Não há "loosers" nem casos perdidos, apenas erros de casting, vocações baralhadas e outras ocultas. É preciso abrir horizontes, dar opções e despedaçar o estigma herdado dos nossos progenitores de sacramentalização de um pequeno leque de profissões em detrimento de todas as outras.
Apenas um bom carpinteiro que é um mau advogado.
Voltemos então à questãozinha do sucesso, o húmus que fertiliza a civilização ocidental da fatiota Boss e do "udo na Mango".
Sucesso é uma equação composta pela soma da fama e do reconhecimento público ou social com realização pessoal, vezes poder de compra.
Como é que se obtém? Numa carreira perto de si. - Status e dinheiro fazem uma pessoa bem sucedida.
Sob o manto de uma sociedade de matriz neo-liberal, foi criado um sistema de expectativas de consumo, cuja satisfação é cada vez mais sinónimo de felicidade. É para satisfazer essas expectativas e o desejo opressivo da compra que nos matamos a estudar, a trabalhar, a piscar os olhos aos patrões e a piscar os olhos aos patrões e a pisar os colegas.

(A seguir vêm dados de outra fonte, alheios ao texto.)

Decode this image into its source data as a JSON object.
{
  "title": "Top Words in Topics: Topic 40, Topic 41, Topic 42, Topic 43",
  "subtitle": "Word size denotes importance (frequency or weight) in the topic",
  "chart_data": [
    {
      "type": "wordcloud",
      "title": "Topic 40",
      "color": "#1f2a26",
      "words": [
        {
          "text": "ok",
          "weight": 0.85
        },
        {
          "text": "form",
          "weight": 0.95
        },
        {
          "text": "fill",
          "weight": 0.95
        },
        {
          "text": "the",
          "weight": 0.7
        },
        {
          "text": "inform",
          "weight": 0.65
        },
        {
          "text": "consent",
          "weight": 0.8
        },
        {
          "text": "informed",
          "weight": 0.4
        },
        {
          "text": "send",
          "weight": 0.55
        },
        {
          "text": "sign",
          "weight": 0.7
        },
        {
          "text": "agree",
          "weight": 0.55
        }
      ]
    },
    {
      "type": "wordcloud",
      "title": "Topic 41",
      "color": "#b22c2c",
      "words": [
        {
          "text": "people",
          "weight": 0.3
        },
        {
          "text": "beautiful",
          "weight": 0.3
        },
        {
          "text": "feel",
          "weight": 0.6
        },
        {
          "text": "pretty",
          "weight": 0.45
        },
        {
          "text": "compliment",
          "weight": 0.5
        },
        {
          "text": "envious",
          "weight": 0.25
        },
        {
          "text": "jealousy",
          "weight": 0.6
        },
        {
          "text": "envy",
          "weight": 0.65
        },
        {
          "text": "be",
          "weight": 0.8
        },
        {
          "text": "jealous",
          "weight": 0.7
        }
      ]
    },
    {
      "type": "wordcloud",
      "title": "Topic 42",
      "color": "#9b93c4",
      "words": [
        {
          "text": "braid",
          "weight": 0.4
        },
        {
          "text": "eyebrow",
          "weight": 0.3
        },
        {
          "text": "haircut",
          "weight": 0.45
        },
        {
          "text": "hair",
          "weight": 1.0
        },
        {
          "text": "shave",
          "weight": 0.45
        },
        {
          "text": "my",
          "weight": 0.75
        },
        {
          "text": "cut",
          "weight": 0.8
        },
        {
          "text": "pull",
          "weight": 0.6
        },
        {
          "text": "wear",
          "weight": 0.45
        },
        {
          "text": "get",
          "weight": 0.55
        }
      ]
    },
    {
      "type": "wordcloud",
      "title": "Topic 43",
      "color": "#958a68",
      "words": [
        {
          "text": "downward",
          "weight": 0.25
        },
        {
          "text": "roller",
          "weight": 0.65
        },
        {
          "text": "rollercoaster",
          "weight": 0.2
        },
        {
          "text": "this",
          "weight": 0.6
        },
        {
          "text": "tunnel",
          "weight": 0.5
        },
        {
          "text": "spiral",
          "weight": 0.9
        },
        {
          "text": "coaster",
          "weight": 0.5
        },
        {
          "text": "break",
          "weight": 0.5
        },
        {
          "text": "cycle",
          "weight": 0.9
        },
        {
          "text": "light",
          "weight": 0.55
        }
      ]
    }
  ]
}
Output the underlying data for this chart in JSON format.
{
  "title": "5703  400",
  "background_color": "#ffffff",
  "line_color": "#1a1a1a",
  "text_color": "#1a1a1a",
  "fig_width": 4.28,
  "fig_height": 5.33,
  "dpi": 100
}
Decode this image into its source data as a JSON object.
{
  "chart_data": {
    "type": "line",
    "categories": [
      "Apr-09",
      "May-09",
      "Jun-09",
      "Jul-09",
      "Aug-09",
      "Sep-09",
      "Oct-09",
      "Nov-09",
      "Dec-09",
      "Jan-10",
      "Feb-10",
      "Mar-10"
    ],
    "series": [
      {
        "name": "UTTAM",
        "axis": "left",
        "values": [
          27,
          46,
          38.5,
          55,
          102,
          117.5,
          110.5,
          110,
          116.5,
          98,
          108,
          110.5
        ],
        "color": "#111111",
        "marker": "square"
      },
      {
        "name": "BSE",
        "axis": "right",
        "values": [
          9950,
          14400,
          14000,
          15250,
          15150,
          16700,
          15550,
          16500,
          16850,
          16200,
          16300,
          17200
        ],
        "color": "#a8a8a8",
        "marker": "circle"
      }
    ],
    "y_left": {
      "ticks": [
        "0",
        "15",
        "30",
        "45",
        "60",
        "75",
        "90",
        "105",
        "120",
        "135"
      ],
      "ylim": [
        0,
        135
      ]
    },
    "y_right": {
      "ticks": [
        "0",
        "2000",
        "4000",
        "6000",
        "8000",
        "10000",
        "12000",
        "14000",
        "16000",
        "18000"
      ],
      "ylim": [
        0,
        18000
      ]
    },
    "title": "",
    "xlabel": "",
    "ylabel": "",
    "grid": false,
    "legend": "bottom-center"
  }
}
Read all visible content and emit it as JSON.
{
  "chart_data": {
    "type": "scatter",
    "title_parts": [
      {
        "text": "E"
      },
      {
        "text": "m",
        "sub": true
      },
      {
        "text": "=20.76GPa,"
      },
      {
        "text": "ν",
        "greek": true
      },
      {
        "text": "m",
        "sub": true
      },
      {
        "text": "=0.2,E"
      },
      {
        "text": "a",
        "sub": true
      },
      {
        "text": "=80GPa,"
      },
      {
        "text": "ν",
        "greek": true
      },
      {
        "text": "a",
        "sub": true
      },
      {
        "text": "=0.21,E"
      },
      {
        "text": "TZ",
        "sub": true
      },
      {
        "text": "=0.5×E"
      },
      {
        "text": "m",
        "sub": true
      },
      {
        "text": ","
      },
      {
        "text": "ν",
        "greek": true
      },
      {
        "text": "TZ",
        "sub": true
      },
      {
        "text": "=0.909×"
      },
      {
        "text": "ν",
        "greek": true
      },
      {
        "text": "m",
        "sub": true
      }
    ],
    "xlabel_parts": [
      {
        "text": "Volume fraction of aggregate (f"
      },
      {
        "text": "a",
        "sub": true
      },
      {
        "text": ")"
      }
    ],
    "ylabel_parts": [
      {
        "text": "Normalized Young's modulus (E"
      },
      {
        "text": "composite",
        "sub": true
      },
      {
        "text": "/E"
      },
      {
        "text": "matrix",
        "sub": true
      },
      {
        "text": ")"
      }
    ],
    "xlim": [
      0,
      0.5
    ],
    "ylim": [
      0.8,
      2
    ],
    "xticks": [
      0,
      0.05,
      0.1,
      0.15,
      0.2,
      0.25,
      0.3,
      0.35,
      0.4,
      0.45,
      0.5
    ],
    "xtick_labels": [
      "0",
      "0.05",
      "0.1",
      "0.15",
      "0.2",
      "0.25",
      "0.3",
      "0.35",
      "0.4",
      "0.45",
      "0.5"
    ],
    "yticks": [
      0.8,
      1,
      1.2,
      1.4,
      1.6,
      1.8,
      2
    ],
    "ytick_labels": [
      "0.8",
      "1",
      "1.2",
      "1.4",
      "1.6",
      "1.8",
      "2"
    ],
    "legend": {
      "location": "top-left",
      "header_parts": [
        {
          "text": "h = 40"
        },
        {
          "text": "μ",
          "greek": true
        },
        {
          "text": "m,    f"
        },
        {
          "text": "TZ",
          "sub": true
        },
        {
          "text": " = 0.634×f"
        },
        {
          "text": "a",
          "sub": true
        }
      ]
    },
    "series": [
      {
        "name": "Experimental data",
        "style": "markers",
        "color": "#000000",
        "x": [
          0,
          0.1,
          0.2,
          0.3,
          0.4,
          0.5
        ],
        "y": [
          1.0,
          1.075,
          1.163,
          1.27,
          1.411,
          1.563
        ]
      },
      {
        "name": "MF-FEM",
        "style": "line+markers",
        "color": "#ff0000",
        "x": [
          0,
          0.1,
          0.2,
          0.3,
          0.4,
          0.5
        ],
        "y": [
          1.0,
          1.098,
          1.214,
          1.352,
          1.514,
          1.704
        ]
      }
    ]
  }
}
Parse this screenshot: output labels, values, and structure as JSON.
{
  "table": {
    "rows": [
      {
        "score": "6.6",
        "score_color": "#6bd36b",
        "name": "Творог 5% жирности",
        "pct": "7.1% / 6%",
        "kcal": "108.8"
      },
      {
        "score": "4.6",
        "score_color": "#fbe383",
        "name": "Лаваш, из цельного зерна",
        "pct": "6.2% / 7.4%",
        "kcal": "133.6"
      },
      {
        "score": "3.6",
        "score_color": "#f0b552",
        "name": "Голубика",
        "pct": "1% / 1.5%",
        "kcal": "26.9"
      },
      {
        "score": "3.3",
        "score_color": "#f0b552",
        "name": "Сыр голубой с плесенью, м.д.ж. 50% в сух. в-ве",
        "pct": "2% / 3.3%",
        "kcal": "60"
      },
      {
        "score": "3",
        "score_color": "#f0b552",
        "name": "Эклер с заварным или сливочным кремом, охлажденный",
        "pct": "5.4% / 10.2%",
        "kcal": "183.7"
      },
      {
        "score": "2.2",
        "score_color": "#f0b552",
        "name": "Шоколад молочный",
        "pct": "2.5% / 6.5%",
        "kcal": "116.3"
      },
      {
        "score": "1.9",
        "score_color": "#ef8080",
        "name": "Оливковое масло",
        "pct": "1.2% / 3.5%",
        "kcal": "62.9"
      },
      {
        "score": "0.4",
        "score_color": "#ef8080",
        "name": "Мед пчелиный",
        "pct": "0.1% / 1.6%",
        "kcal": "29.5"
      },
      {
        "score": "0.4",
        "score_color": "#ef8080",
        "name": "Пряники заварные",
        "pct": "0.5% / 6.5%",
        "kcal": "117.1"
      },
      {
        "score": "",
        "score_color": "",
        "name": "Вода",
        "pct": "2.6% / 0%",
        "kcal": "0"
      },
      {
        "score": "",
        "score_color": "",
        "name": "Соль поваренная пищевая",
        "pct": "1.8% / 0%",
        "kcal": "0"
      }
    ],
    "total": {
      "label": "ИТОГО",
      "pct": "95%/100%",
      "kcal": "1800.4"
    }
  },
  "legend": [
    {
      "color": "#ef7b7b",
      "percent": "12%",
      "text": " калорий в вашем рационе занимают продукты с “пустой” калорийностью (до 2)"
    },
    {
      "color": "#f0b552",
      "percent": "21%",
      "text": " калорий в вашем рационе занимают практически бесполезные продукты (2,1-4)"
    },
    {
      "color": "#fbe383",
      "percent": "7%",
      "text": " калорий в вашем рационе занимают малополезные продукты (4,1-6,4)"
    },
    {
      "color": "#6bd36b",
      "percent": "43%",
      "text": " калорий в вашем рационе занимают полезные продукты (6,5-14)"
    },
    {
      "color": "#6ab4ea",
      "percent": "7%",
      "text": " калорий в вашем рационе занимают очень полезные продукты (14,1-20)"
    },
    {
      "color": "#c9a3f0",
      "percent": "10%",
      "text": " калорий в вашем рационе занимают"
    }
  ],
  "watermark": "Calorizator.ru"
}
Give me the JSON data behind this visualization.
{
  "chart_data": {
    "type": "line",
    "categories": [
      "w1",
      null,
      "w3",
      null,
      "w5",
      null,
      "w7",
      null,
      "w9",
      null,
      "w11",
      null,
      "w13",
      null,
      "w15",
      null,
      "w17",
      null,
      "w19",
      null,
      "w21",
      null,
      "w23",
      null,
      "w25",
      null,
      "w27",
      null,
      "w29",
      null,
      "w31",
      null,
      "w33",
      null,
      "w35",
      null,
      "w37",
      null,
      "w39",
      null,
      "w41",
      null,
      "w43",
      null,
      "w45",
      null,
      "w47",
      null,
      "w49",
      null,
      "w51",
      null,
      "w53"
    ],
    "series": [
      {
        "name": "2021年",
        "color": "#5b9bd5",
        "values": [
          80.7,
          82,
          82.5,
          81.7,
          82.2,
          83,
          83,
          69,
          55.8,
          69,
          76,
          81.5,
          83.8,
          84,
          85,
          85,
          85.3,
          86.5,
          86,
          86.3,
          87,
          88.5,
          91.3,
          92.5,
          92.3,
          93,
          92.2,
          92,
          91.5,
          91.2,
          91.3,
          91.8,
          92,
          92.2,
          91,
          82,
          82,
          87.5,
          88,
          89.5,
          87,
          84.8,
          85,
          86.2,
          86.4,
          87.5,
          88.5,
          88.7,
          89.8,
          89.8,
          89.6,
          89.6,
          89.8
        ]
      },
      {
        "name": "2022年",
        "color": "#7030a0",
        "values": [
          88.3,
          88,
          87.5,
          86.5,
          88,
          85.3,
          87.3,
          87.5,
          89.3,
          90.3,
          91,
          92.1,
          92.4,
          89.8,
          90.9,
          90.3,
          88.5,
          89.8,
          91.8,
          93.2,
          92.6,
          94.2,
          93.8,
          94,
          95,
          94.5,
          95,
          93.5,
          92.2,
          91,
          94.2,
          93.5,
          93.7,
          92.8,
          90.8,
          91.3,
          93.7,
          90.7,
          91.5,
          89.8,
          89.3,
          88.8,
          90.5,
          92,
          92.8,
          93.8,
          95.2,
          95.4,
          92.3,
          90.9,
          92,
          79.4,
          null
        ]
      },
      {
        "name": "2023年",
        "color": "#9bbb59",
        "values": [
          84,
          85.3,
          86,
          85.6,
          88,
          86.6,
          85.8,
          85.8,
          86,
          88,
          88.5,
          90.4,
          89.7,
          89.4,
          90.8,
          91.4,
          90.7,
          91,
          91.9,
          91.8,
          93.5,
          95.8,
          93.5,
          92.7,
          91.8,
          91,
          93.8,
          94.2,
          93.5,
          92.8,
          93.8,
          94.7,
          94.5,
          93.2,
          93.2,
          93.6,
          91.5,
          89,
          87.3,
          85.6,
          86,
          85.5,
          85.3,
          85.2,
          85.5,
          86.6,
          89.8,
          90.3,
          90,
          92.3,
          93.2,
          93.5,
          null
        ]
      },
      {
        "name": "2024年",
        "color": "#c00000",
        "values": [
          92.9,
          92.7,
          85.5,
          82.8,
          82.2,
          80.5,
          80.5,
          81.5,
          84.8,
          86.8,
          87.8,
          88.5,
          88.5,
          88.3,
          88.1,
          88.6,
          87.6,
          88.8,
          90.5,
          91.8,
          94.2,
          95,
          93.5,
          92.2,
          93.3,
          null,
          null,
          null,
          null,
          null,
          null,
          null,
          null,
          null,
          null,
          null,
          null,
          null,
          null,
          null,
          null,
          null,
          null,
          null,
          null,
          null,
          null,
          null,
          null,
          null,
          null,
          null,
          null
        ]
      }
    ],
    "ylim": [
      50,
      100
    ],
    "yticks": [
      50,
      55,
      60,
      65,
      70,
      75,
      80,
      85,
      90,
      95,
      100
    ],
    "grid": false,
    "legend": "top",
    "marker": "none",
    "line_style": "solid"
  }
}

Não estou a dizer para "sonharmos baixinho", estou só a dizer para sonharmos com outras coisas, sem ser com o Audi A3, a penthouse num condomínio guardado por Rotweillers, as compras em Paris ou com a nossa fronha espetada na primeira página da "Caras", em pose numa praia das Caraíbas.
Não sonhemos só com o trabalho e a carreira.
Acabemos com a tirania do sucesso, afugentemos o Novo Papão que é o desemprego, porque a pior forma de ele se manifestar é o desemprego mental, doença que nos torna refém de empregos e créditos que nos destroem, com o único fito de satisfazermos as nossas expectativas de consumo.
Se mudarmos os sonhos, pode bem acontecer que se vá o tempo de mudar o mundo, antes que o mundo nos leve ao tapete como pugilistas de crânio amassado.
Afinal, uma Renault 4L leva-nos tão longe quanto um BMW ou um Audi, com a vantagem de levar menos tempo a pagar e, se formos em boa companhia, nos dar muito mais tempo para uma boa conversa.